3.3 Vooropgesteld dient te worden, dat uit de omstandigheid dat in art. 1:253a BW is bepaald dat de rechtbank zodanige beslissing neemt als haar in het belang van het kind wenselijk voorkomt, niet mag worden afgeleid, dat het belang van het kind bij geschillen over gezamenlijke gezagsuitoefening altijd zwaarder weegt dan andere belangen. De rechter zal bij zijn beslissing over dergelijke geschillen alle omstandigheden van het geval in acht dienen te nemen, wat er in voorkomend geval ook toe kan leiden dat andere belangen zwaarder wegen dan het belang van het kind, hoezeer ook dat belang een overweging van de eerste orde dient te zijn bij de te verrichten afweging van belangen. Het hof heeft door in zijn beslissing niet uitdrukkelijk het nieuwe huwelijk van de moeder met haar in Zwitserland wonende echtgenoot, haar zwangerschap en de gevolgen van die beide omstandigheden voor de bestaande gezinssituatie in zijn afweging te betrekken, deze maatstaf miskend, dan wel zijn beslissing onvoldoende gemotiveerd, zodat de hierop gerichte klachten van het middel doel treffen. De overige klachten van het middel behoeven geen behandeling. De aard van het geding brengt mee dat de zaak na verwijzing opnieuw in volle omvang moet worden onderzocht en beslist.
4. Beslissing
De Hoge Raad:
vernietigt de beschikking van het gerechtshof te 's-Hertogenbosch van 21 augustus 2007;
verwijst het geding naar het gerechtshof te Arnhem ter verdere behandeling en beslissing.
Deze beschikking is gegeven door de vice-president D.H. Beukenhorst als voorzitter en de raadsheren P.C. Kop, E.J. Numann, J.C. van Oven en C.A. Streefkerk, en in het openbaar uitgesproken door de raadsheer W.D.H. Asser op 25 april 2008.
Beroepschrift 21‑11‑2007
VERZOEKSCHRIFT
Aan de Hoge Raad der Nederlanden
Geeft eerbiedig te kennen:
[requirante] (hierna: de vrouw) wonende te [woonplaats], [adres] ([postcode]), te dezer zake domicilie kiezende te 's‑Gravenhage aan het Koningin Julianaplein nr. 10, kantoren Stichthage, dertiende verdieping (postbus 11756, 2502 AT), ten kantore van de advocaat bij de Hoge Raad der Nederlanden mr. J. van Duijvendijk-Brand, die haar in cassatie vertegenwoordigt en namens haar dit verzoekschrift ondertekent en indient,
dat verzoekster hierbij beroep in cassatie instelt tegen de beschikking van het Gerechtshof te 's‑Hertogenbosch van 21 augustus 2007, onder rekestnummer R200700463 in hoger beroep gewezen tussen verzoekster tot cassatie als appellante en
[gerequireerde] (hierna: de man), wonende te [woonplaats], aan het adres [adres] ([postcode]) als verweerder, voor wie in vorige instantie als procureur optrad mr. R.P. den Hoed, kantoorhoudende te Eindhoven (Schakenraad Advocaten) aan de Tramstraat 32–34 (Postbus 2350, 5600 CJ Eindhoven).

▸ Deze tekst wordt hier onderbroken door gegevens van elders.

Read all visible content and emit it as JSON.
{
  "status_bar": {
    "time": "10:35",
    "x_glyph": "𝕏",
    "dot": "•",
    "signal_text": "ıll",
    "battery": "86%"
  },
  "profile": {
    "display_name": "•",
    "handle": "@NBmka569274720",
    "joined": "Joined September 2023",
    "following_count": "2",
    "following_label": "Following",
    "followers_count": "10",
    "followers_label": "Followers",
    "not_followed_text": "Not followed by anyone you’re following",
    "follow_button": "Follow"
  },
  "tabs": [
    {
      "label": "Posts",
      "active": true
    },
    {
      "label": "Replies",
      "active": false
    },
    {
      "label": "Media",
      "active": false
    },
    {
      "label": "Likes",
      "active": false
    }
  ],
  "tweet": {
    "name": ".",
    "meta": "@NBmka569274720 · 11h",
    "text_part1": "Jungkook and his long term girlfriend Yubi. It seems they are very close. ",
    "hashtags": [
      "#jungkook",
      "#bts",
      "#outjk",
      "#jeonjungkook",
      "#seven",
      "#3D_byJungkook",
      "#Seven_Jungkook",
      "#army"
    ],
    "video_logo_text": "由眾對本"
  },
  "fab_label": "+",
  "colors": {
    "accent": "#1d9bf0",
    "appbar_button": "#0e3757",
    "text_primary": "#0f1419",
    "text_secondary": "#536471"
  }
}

Verzoekster legt hierbij het procesdossier van beide feitelijke instanties over.
Inleidende opmerkingen; feiten en procesverloop1.
Deze zaak betreft een verzoek ex art. 1:253a BW tot vervangende toestemming voor verhuizing naar het buitenland met de minderjarige kinderen van partijen. De zaak (en de hierin aan de orde zijnde rechtsvraag) is van groot belang voor de rechtspraktijk. Er is sprake van een toenemende mobiliteit in Europa, onder meer samenhangend met het vrije verkeer van personen binnen de EU. In de Verenigde Staten is sprake van een zelfde urgentie van deze problematiek. Men spreekt daar van ‘the most contentious and fastest growing custody litigation’2..
In de onderhavige zaak kan van de volgende vaststaande feiten worden uitgegaan.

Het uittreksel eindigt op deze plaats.